Dua peneliti Imparsial, yaitu Al Araf dan Poengky Indarti, berpendapat, pendekatan hukum melalui proses penyelidikan, penyidikan yang tuntas dan transparan, serta proses pengadilan yang terbuka dan fair penting untuk menghindari tudingan pada kelompok tertentu sebagai kelompok yang bertanggung jawab. Padahal, sebagaimana dikemukakan Usman Hamid dari Kontras, pengguna senjata api di Papua tak hanya TNI, polisi, dan OPM, tetapi ada kelompok-kelompok lain yang juga menggunakannya.

Tuduhan yang membabi buta justru akan mempertajam anggapan bahwa Papua adalah wilayah yang tidak aman, rawan konflik, yang berujung pada stigmatisasi warga Papua sebagai separatis.

Hal senada dinyatakan peneliti LIPI, Muridan S Widjojo. Menurut Muridan, pendekatan hukum merupakan langkah awal untuk meruntuhkan paradigma konflik dan stigmatisasi separatisme di Papua. Apalagi tak semua kasus yang terjadi di Papua berlatar belakang politik.

Ada kasus kekerasan di Papua, seperti terjadi di Nabire, tutur Muridan, terjadi karena ketidakprofesionalan polisi. Karena itu, penting mengubah alam pikir yang menempatkan Papua sebagai wilayah konflik dan rawan separatisme karena justru melumpuhkan gerak pembangunan di wilayah tersebut.

Banyak orang, tuturnya, menjadi khawatir jika masyarakat Papua diperkuat, mereka akan menuntut merdeka.

Banyak faktor
Kegagalan implementasi Undang-Undang Otonomi Khusus, tidak optimalnya birokrasi, ”pembiaran” pengungkapan kasus-kasus dugaan korupsi di Papua, jebakan nikmatnya euforia banjirnya dana, hingga kegagalan pembangunan di Papua diduga berakar pada alam pikir ”Papua adalah wilayah rawan konflik separatisme”.

Padahal, justru karena kekeliruan pendekatan yang berangkat dari sikap pandang itu proses pengembangan di Papua lumpuh. Dampak yang lebih berat adalah terus berlanjutnya siklus kekerasan di Papua.

Persoalan dasar
Di sisi lain, pendekatan yang tepat, yaitu pendekatan hukum yang tuntas dan transparan serta adil untuk semua kasus di Papua, akan memberikan energi dan perhatian yang cukup bagi semua pemangku kepentingan di wilayah itu untuk memerhatikan persoalan dasar Papua.

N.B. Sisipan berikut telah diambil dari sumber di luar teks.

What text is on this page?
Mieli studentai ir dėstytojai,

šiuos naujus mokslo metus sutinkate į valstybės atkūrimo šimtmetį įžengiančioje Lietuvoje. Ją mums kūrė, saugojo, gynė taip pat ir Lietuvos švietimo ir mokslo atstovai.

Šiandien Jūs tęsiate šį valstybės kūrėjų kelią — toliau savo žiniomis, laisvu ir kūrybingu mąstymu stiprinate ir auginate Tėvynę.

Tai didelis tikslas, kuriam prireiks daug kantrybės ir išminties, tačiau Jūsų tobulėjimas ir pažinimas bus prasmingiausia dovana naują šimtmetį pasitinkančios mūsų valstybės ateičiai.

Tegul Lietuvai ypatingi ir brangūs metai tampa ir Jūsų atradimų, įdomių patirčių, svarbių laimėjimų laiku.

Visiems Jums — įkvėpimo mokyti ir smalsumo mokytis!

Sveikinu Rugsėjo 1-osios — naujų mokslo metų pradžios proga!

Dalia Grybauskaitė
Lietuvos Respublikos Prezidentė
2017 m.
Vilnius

Pendekatan itu sekaligus menjadi pintu masuk membereskan persoalan dasar di Papua, yaitu problem ketidakadilan, minimnya pelayanan publik, kelemahan dan absennya birokrasi, serta problem-problem ekonomi, sosial, dan budaya.
Pendekatan hukum yang tuntas dan menyeluruh, tutur Ketua STFT Fajar Timur, Abepura, Neles Tebay, juga menjadi benih tumbuhnya rasa percaya warga Papua pada pemerintah.

Selama ini, ketidakpercayaan itulah yang menjadi salah satu pemicu munculnya aspirasi dibalik protes yang antara lain ditandai dengan pengibaran bendera Bintang Kejora, unjuk rasa masyarakat dan mahasiswa.
Oleh karena itu, membangun sikap saling percaya antara masyarakat Papua dan pemerintah, baik pemerintah pusat maupun daerah, sangat penting.

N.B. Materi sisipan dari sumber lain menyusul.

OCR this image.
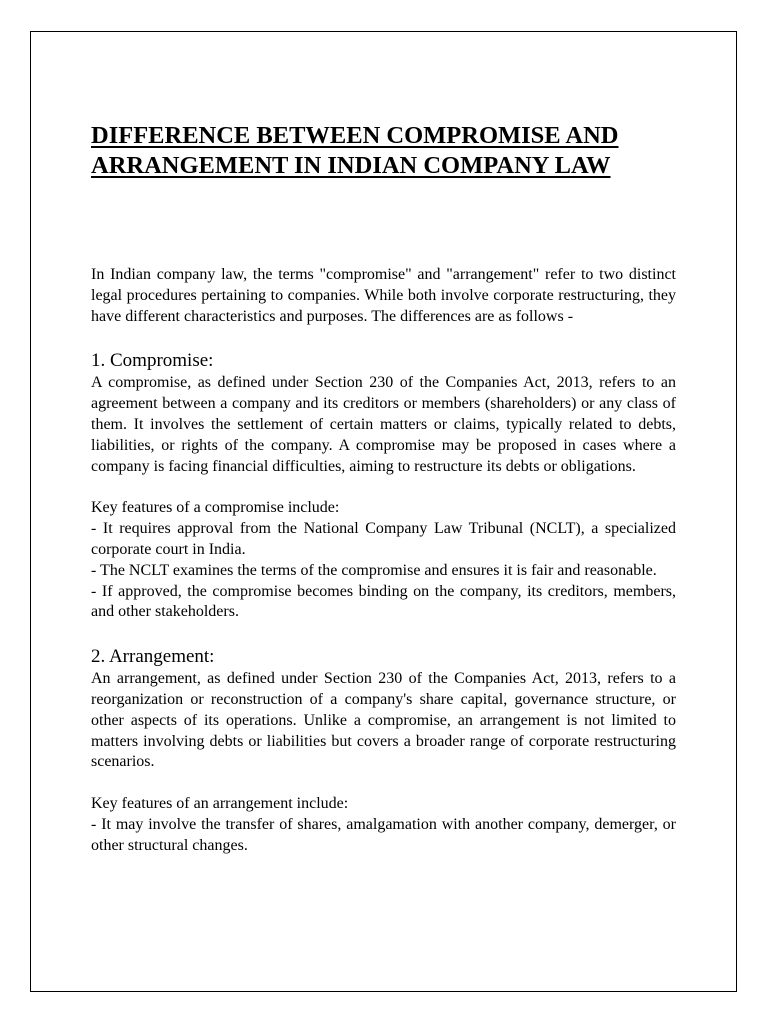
DIFFERENCE BETWEEN COMPROMISE AND
ARRANGEMENT IN INDIAN COMPANY LAW

In Indian company law, the terms "compromise" and "arrangement" refer to two distinct legal procedures pertaining to companies. While both involve corporate restructuring, they have different characteristics and purposes. The differences are as follows -

1. Compromise:

A compromise, as defined under Section 230 of the Companies Act, 2013, refers to an agreement between a company and its creditors or members (shareholders) or any class of them. It involves the settlement of certain matters or claims, typically related to debts, liabilities, or rights of the company. A compromise may be proposed in cases where a company is facing financial difficulties, aiming to restructure its debts or obligations.

Key features of a compromise include:

- It requires approval from the National Company Law Tribunal (NCLT), a specialized corporate court in India.

- The NCLT examines the terms of the compromise and ensures it is fair and reasonable.

- If approved, the compromise becomes binding on the company, its creditors, members, and other stakeholders.

2. Arrangement:

An arrangement, as defined under Section 230 of the Companies Act, 2013, refers to a reorganization or reconstruction of a company's share capital, governance structure, or other aspects of its operations. Unlike a compromise, an arrangement is not limited to matters involving debts or liabilities but covers a broader range of corporate restructuring scenarios.

Key features of an arrangement include:

- It may involve the transfer of shares, amalgamation with another company, demerger, or other structural changes.
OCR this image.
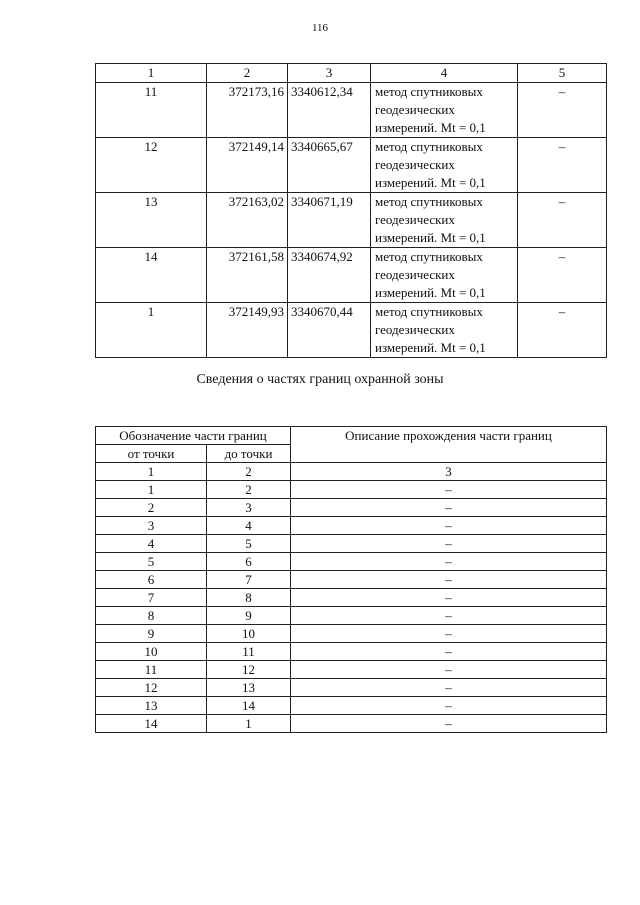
116
1	2	3	4	5
11	372173,16	3340612,34	метод спутниковых
геодезических
измерений. Mt = 0,1	–
12	372149,14	3340665,67	метод спутниковых
геодезических
измерений. Mt = 0,1	–
13	372163,02	3340671,19	метод спутниковых
геодезических
измерений. Mt = 0,1	–
14	372161,58	3340674,92	метод спутниковых
геодезических
измерений. Mt = 0,1	–
1	372149,93	3340670,44	метод спутниковых
геодезических
измерений. Mt = 0,1	–
Сведения о частях границ охранной зоны
Обозначение части границ		Описание прохождения части границ
от точки	до точки	
1	2	3
1	2	–
2	3	–
3	4	–
4	5	–
5	6	–
6	7	–
7	8	–
8	9	–
9	10	–
10	11	–
11	12	–
12	13	–
13	14	–
14	1	–
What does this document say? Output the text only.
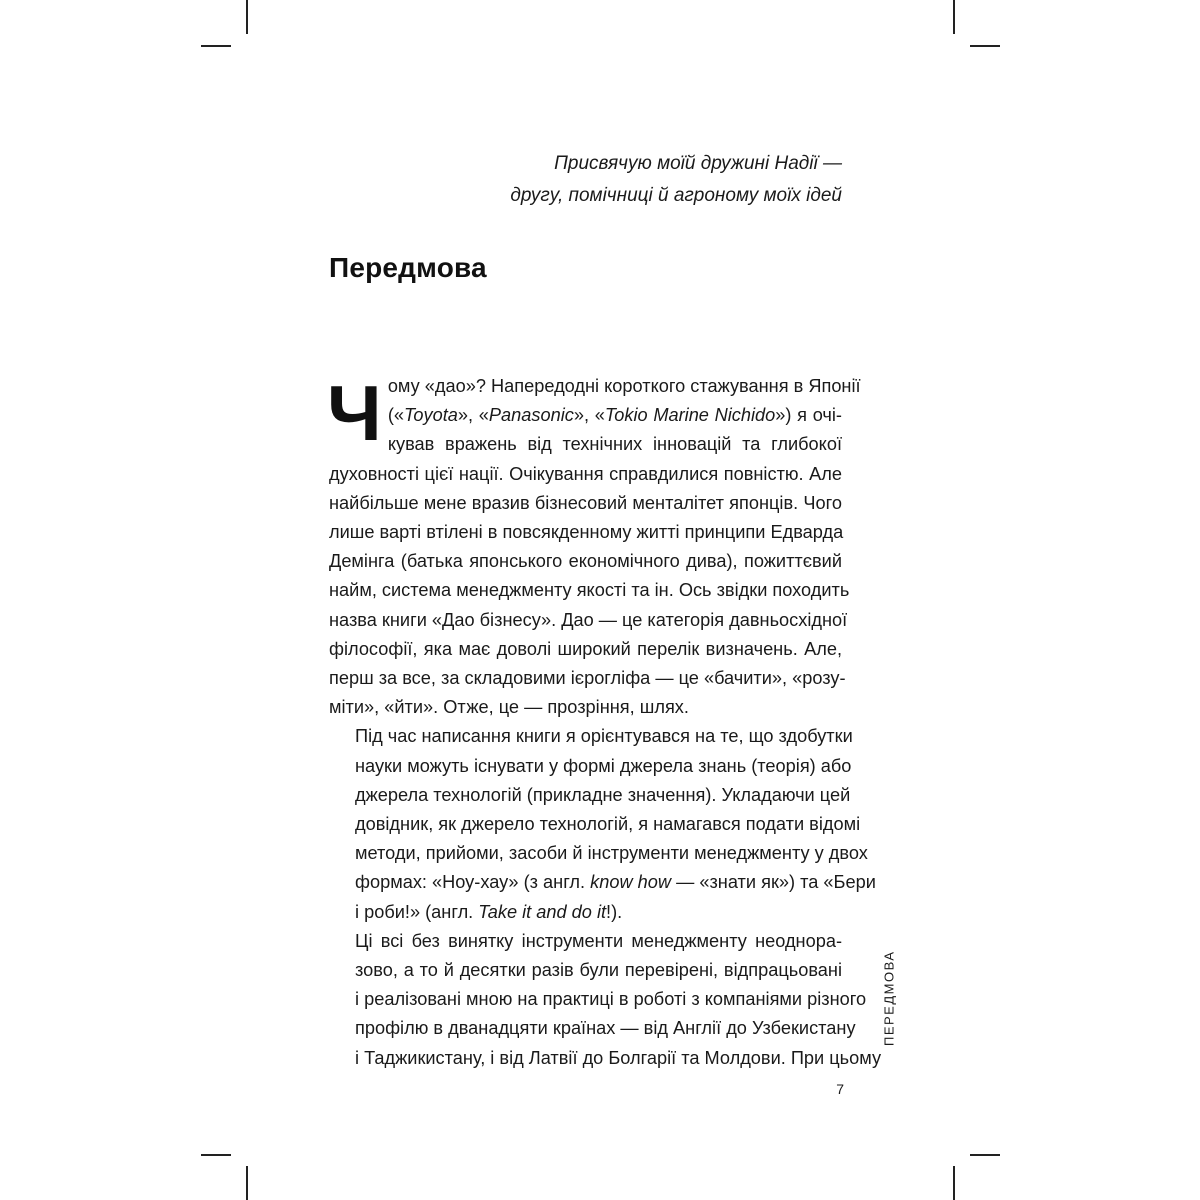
Присвячую моїй дружині Надії —
другу, помічниці й агроному моїх ідей
Передмова

Ч ому «дао»? Напередодні короткого стажування в Японії
(«Toyota», «Panasonic», «Tokio Marine Nichido») я очі-
кував вражень від технічних інновацій та глибокої
духовності цієї нації. Очікування справдилися повністю. Але
найбільше мене вразив бізнесовий менталітет японців. Чого
лише варті втілені в повсякденному житті принципи Едварда
Демінга (батька японського економічного дива), пожиттєвий
найм, система менеджменту якості та ін. Ось звідки походить
назва книги «Дао бізнесу». Дао — це категорія давньосхідної
філософії, яка має доволі широкий перелік визначень. Але,
перш за все, за складовими ієрогліфа — це «бачити», «розу-
міти», «йти». Отже, це — прозріння, шлях.

Під час написання книги я орієнтувався на те, що здобутки
науки можуть існувати у формі джерела знань (теорія) або
джерела технологій (прикладне значення). Укладаючи цей
довідник, як джерело технологій, я намагався подати відомі
методи, прийоми, засоби й інструменти менеджменту у двох
формах: «Ноу-хау» (з англ. know how — «знати як») та «Бери
і роби!» (англ. Take it and do it!).

Ці всі без винятку інструменти менеджменту неоднора-
зово, а то й десятки разів були перевірені, відпрацьовані
і реалізовані мною на практиці в роботі з компаніями різного
профілю в дванадцяти країнах — від Англії до Узбекистану
і Таджикистану, і від Латвії до Болгарії та Молдови. При цьому

ПЕРЕДМОВА
7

Warga membutuhkan kehadiran dan keberpihakan pemerintah, bukan sebaliknya, tudingan atau anggapan yang membabi buta atas persoalan atau kasus kekerasan di Papua.

Sebagai contoh, jika ancaman bom tidak terjadi di Muara Tami, tetapi di Jakarta, tentu teror itu dapat diduga bukan didalangi oleh kelompok separatisme. Namun, karena ancaman itu terjadi di Muara Tami, tanpa proses hukum tuntas, muncul dugaan ancaman itu terkait dengan separatisme. Demikian juga jika ditemukan ada bendera Bintang Kejora berkibar.

Akibatnya, siklus konflik terus berlanjut karena tuduhan-tuduhan itu mengentalkan persepsi publik tentang gerakan separatisme di Papua. Segala bentuk protes dan pernyataan diri pagi-pagi telah diasumsikan sebagai bentuk tuntutan merdeka, dan karena itu, mandeklah upaya penguatan komunitas dan masyarakat Papua.
Dialog
Tidak mengherankan jika kemudian menguat desakan menggelar dialog Papua-Jakarta. Mengapa dialog? Kesepakatan antara GAM dan Pemerintah Indonesia dalam Nota Kesepahaman Helsinki telah menempatkan Aceh sebagai wilayah yang mampu mentransformasikan diri dari wilayah konflik menjadi wilayah yang berkembang kehidupan demokrasi, ekonomi, sosial, dan budayanya.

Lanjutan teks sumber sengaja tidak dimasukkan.